"I’m advocating 6 percent inflation for at least a couple of years," says Rogoff, 56, who’s now a professor at Harvard University. "It would ameliorate the debt bomb and help us work through the deleveraging process."
Given the Fed’s inability to cut rates further, Mankiw says the central bank should pledge to produce "significant" inflation. That would put the real, inflation-adjusted interest rate -- the cost of borrowing minus the rate of inflation -- deep into negative territory, even though the nominal rate would still be zero.
If Americans were convinced of the Fed’s commitment, they’d buy and borrow more now, he says.
Mankiw, currently a Harvard professor, declines to put a number on what inflation rate the Fed should shoot for, saying that the central bank has computer models that would be useful for determining that.
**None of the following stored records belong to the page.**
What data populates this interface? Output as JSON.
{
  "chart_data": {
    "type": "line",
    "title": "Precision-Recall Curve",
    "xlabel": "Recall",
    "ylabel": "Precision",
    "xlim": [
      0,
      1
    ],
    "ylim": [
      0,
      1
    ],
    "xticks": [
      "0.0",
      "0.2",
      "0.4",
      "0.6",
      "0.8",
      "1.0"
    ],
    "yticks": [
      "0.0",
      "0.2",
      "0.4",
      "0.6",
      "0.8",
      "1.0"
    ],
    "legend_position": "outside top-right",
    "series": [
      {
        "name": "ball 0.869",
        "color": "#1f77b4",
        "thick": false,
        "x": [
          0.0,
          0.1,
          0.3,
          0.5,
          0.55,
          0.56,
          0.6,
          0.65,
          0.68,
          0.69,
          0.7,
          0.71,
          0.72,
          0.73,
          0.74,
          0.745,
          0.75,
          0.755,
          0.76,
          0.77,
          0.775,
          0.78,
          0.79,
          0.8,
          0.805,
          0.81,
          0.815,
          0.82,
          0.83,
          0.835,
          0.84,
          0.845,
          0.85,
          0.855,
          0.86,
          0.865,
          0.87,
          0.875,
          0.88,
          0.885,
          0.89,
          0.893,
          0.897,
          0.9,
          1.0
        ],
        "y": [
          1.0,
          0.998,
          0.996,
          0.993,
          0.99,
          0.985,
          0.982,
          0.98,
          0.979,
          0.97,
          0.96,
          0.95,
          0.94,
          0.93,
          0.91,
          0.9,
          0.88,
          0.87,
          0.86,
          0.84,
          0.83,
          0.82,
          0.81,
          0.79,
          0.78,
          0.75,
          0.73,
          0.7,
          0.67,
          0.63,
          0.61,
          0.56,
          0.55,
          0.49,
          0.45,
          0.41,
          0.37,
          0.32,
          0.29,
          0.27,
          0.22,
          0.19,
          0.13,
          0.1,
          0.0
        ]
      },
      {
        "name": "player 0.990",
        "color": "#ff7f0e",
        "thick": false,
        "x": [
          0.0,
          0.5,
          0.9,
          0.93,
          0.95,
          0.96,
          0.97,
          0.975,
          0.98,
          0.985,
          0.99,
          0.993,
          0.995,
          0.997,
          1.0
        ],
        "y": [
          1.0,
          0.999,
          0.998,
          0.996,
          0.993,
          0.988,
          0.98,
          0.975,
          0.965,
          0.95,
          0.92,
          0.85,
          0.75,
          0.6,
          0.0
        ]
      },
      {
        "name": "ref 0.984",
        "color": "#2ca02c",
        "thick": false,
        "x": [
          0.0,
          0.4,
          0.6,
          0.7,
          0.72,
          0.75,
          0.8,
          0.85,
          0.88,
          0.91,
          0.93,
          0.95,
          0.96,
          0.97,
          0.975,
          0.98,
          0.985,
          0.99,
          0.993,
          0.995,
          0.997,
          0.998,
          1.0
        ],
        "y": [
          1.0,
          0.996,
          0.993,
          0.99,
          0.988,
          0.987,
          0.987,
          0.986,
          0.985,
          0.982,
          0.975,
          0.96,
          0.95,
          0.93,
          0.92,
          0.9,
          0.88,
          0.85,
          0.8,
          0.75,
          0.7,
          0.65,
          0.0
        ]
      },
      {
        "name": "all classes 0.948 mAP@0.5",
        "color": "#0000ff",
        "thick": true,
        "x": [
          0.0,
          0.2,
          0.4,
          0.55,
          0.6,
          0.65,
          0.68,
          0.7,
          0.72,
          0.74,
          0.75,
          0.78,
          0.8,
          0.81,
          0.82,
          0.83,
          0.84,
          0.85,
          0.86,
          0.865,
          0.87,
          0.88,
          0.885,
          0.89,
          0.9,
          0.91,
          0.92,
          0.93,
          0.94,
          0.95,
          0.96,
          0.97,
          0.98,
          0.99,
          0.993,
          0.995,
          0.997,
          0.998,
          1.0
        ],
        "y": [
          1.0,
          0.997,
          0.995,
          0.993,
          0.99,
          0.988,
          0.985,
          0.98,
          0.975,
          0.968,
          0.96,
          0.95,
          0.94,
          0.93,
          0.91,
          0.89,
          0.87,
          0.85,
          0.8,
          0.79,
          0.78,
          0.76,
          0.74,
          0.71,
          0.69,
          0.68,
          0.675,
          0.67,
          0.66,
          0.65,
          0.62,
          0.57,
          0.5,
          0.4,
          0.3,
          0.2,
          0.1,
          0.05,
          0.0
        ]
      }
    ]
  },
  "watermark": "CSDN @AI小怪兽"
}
In advocating that the Fed commit itself to generating some inflation, Mankiw, 51, likens such a step to the U.S. decision to abandon the gold standard in 1933, which freed policy makers to fight the Depression.
Faster inflation might be preferable to increased unemployment, or to further budget stimulus packages that push up the national debt, says Mankiw, who was chairman of the Council of Economic Advisors under President George W. Bush.
The White House has forecast that the budget deficit will hit $1.84 trillion this fiscal year, or 12.9 percent of gross domestic product. Rogoff doubts that politicians will be willing to reduce that shortfall by raising taxes as much as needed. Instead, he sees them pressing the Fed to accept faster inflation as a way of easing the burden of reducing the deficit.
Easier Debt Repayment
Inflationary increases in wages -- and the higher income taxes they generate -- would make it easier to pay off debt at all levels.
"There’s trillions of dollars of debt, in mortgage debt, consumer debt, government debt," says Rogoff, who was chief economist at the Washington-based IMF from 2001 to 2003. "It’s a question of how do you achieve the deleveraging. Do you go through a long period of slow growth, high savings and many legal problems or do you accept higher inflation?"